= Rancho de Briesgau =

Mexican land grant in California, US

Rancho de Briesgau was a rancho granted in 1844 to William Benitz (alternatively spelled Bennitz and misspelled Banitz) by Manuel Micheltorena for his service in the Mexican Army. The location was on the east bank of the Sacramento River on the traditional homelands of the Yana people. Benitz was a land manager for John Sutter, and was granted or purchased land along the Sonoma Coast as well, including parts of Rancho German and Rancho Muniz. The location of Rancho de Briesgau now straddles the Tehama and Shasta county line. It was the second most northern Mexican land grant.

Its contemporary name is Rancho Breisgau, and it's also been known as New Breisgau or Breisgan.

The northern boundary was just south of Ash Creek, and its southern boundary was the south tip of Bloody Island, where Battle Creek joins the Sacramento.

Two place names in the area, Bloody Island (marked on the original land grant map as "Isla de Sangre") and the area just to the south currently named Massacre Flats, memorialize the impact of the California Genocide here.

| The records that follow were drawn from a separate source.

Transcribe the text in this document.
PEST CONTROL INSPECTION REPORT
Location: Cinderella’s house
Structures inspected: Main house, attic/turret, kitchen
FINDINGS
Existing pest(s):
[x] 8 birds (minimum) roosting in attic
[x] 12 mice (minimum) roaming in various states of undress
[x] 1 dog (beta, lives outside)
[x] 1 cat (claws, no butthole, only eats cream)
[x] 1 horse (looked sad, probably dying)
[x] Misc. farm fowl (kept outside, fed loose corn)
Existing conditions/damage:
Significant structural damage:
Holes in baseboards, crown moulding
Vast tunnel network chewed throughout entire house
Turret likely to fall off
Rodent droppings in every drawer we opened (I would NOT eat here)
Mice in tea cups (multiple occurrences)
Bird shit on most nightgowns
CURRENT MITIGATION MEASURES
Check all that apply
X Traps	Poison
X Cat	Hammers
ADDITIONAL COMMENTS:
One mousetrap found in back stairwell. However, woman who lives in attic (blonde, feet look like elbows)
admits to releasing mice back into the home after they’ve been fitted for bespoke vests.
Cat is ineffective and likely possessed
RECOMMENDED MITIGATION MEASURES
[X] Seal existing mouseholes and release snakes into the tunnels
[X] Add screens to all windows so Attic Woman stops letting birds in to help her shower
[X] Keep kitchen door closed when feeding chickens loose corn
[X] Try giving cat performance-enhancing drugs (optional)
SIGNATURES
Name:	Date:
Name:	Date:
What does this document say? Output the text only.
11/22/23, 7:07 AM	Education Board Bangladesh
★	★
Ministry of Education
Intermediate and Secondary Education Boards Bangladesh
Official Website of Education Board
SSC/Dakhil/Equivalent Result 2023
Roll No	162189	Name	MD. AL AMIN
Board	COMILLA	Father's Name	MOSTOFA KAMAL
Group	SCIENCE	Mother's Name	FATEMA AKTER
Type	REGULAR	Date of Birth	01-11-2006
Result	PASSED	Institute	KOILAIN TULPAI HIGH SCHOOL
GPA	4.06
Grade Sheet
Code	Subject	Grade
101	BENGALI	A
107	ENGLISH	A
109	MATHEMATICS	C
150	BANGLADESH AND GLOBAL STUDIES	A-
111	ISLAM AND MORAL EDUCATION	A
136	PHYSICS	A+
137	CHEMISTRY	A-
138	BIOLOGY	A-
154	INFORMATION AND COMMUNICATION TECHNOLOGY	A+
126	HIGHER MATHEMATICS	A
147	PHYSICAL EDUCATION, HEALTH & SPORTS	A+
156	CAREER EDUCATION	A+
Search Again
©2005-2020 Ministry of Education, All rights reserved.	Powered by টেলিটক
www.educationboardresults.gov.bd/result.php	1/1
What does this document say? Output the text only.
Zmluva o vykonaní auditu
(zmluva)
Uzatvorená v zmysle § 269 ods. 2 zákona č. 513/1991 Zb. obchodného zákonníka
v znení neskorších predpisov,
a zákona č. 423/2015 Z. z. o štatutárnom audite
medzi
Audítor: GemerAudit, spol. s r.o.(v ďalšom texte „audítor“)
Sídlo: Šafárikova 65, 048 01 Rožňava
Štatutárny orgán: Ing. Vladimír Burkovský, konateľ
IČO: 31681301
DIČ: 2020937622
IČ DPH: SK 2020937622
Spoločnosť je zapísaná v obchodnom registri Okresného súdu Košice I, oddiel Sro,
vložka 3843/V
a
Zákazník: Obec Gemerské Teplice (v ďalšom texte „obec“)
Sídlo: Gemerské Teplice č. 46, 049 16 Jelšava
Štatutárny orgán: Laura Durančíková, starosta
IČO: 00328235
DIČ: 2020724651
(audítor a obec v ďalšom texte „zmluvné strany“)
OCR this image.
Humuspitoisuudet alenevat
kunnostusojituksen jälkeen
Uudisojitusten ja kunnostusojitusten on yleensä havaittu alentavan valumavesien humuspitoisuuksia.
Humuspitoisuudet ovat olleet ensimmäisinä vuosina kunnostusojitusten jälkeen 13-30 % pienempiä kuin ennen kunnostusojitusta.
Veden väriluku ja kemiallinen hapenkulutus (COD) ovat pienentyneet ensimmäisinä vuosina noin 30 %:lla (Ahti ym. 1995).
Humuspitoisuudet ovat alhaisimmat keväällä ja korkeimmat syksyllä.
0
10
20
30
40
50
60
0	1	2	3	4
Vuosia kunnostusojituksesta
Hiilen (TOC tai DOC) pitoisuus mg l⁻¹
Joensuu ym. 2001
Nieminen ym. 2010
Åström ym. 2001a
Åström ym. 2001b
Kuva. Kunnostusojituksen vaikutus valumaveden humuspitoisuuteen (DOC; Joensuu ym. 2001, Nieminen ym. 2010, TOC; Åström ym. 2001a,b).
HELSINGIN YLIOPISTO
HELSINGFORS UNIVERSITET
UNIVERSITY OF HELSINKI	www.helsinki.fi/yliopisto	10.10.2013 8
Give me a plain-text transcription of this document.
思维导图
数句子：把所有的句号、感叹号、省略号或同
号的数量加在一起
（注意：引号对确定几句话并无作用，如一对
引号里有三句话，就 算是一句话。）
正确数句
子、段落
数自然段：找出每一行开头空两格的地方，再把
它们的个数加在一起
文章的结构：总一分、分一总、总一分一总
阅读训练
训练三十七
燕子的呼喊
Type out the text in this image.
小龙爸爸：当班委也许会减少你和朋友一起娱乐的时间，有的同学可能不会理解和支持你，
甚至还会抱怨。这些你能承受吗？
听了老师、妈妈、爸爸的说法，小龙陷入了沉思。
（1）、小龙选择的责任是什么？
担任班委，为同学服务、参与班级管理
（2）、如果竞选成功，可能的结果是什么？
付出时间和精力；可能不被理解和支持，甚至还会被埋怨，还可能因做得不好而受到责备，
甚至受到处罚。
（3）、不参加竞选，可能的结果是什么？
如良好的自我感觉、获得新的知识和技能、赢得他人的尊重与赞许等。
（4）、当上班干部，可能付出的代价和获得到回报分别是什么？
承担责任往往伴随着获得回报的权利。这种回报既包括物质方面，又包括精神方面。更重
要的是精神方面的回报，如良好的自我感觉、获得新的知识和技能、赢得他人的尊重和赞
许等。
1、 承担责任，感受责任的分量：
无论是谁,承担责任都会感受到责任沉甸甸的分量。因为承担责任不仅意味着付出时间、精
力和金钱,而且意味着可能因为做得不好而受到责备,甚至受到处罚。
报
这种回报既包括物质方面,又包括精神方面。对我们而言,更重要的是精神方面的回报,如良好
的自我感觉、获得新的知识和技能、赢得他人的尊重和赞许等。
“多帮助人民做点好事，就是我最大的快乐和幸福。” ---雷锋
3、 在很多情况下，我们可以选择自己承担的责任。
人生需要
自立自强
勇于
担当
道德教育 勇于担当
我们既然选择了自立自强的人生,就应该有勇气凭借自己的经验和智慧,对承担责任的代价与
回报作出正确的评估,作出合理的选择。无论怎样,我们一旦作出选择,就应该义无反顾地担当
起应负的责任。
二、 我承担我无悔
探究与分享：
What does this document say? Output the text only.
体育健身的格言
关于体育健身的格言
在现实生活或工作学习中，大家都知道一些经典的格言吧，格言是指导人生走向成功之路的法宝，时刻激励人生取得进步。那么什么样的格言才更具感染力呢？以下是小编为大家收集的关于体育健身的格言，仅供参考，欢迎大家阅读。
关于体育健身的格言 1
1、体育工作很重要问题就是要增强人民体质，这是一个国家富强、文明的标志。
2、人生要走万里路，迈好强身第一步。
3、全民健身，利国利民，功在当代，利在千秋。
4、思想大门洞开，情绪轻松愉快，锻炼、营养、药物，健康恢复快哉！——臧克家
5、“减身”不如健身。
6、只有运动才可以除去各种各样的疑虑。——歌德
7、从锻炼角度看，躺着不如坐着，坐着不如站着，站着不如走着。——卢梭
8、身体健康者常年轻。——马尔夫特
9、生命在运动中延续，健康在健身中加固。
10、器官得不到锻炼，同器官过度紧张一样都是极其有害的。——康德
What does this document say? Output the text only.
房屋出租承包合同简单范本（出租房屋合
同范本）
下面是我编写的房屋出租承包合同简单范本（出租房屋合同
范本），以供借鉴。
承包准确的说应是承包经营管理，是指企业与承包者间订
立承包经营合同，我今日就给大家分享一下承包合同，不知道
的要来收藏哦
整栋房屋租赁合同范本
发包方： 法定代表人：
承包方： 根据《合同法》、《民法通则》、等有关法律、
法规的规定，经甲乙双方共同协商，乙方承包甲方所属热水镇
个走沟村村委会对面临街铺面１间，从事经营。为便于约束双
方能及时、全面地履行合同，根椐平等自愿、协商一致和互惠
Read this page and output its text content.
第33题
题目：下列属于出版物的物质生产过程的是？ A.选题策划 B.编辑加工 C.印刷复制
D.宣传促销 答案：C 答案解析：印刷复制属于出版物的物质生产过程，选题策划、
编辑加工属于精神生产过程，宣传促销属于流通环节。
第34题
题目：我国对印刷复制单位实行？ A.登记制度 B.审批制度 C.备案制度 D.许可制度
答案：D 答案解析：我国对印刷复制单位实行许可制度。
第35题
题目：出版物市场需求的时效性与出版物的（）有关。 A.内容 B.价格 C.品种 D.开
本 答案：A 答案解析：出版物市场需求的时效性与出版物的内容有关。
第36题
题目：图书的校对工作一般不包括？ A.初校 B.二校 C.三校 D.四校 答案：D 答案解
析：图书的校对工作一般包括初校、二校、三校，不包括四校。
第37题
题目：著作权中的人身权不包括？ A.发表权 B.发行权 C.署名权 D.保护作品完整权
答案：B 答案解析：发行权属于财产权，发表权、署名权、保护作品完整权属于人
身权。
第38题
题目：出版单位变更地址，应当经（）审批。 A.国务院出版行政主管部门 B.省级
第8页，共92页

During the Mexican-American War, the Gold Rush, and subsequent American settlement, the Sacramento River dwelling Nomlaki and Yana peoples were nearly made extinct. The area is the traditional homelands of the River Nomlaki and Yana (Nozi) peoples.

Benitz never lived on the site.

Rancho Buena Ventura was on the opposite bank of the Sacramento River, on Nomlaki land, with a meeting point with Rancho Breisgau at Bloody Island, home of the Yana.

Gover Ranch is the largest current land owner of the original land grant. Much of the land grant is also now BLM land, and the blue oak woodlands and spring wildflowers that grow in the riparian meadows are California native plants, many of which were also food crops for the Indigenous Californians of the area.